We are only able to store a limited amount of data, as our Client Services team have stated. So on some markets, especially on the lower time frames, data may not go further than a couple of days or a month.

Thanks,
Chris

gambit
With all due respect, that is

With all due respect, that is an absurd response. I can understand if IG has a business reason for not making historical data available. However ten years of M1 data is tiny compared to today's storage costs and capabilities. Even keeping that much across hundreds of markets is not a difficult proposition.

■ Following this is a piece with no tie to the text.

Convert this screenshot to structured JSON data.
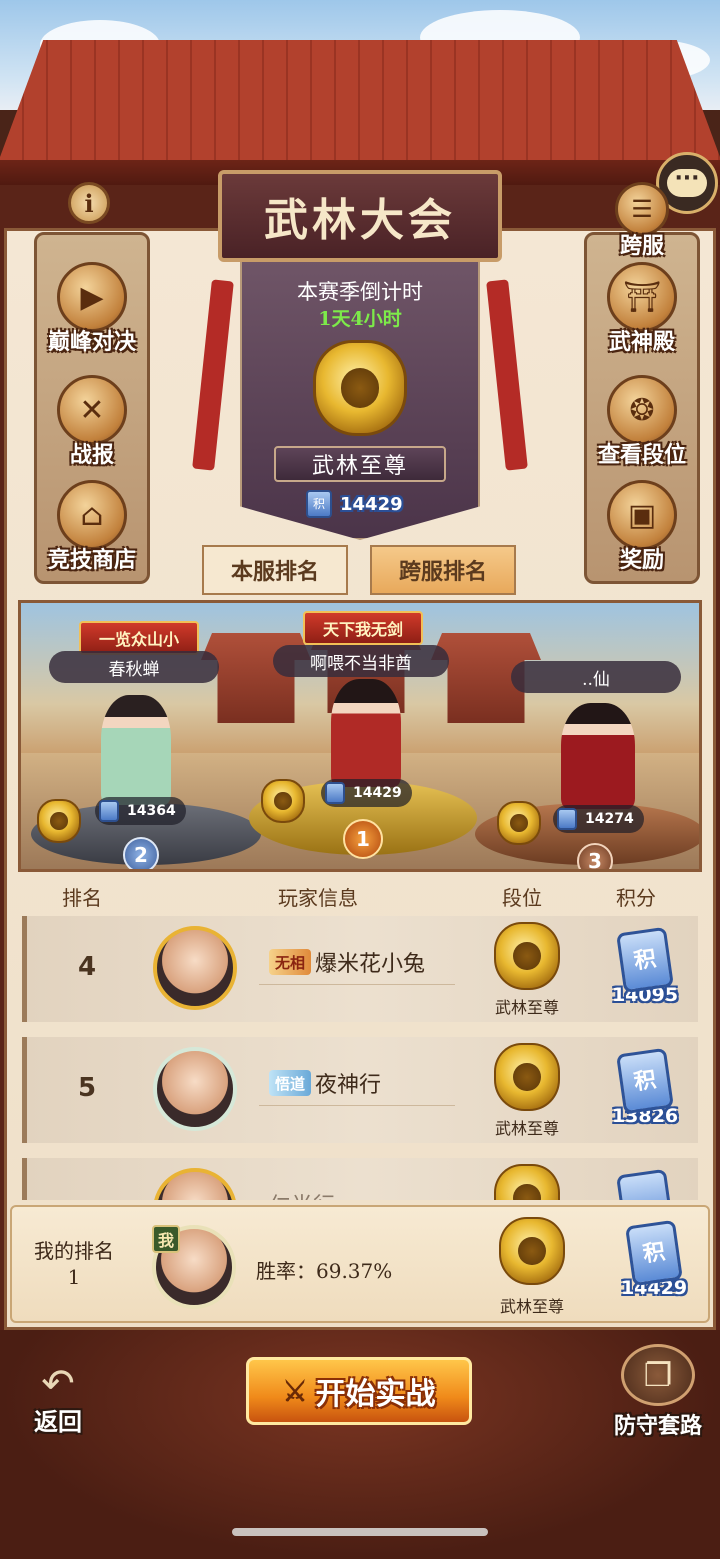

Without data you can't build and test automated trading systems. Your competitors can provide enough data, so naturally your customers are forced towards those competitors while you continue this policy.

neilcaithness
Re: Historical data and long back-tests

Your're right gambit, about 25GB for 10 years of 1 minute candle data for 100 markets, so not that much. It would be nice if IG supported client's long-time-frame modelling efforts, but I don't think that's what they do. I'm curious though, do you think 10 years of back-testing for a 1-minute time frame is relevant? I store 1-second data (strike-price only) for a hand-full of markets and I'm happy with about 2 weeks for back-testing. Do you think a much longer back-test really adds more confidence?

Cheers
Neil

gambit
Hi Neil

Hi Neil

It becomes important if the average trade length is a few days, then you need years of data to get a good sample of history and ideally covering different periods of market behavior.

Also the software I am currently using for backtesting (NinjaTrader 7) will only import tick, minute or daily data. So if you using M5, M15, H1, etc data to model with, you still need M1 data.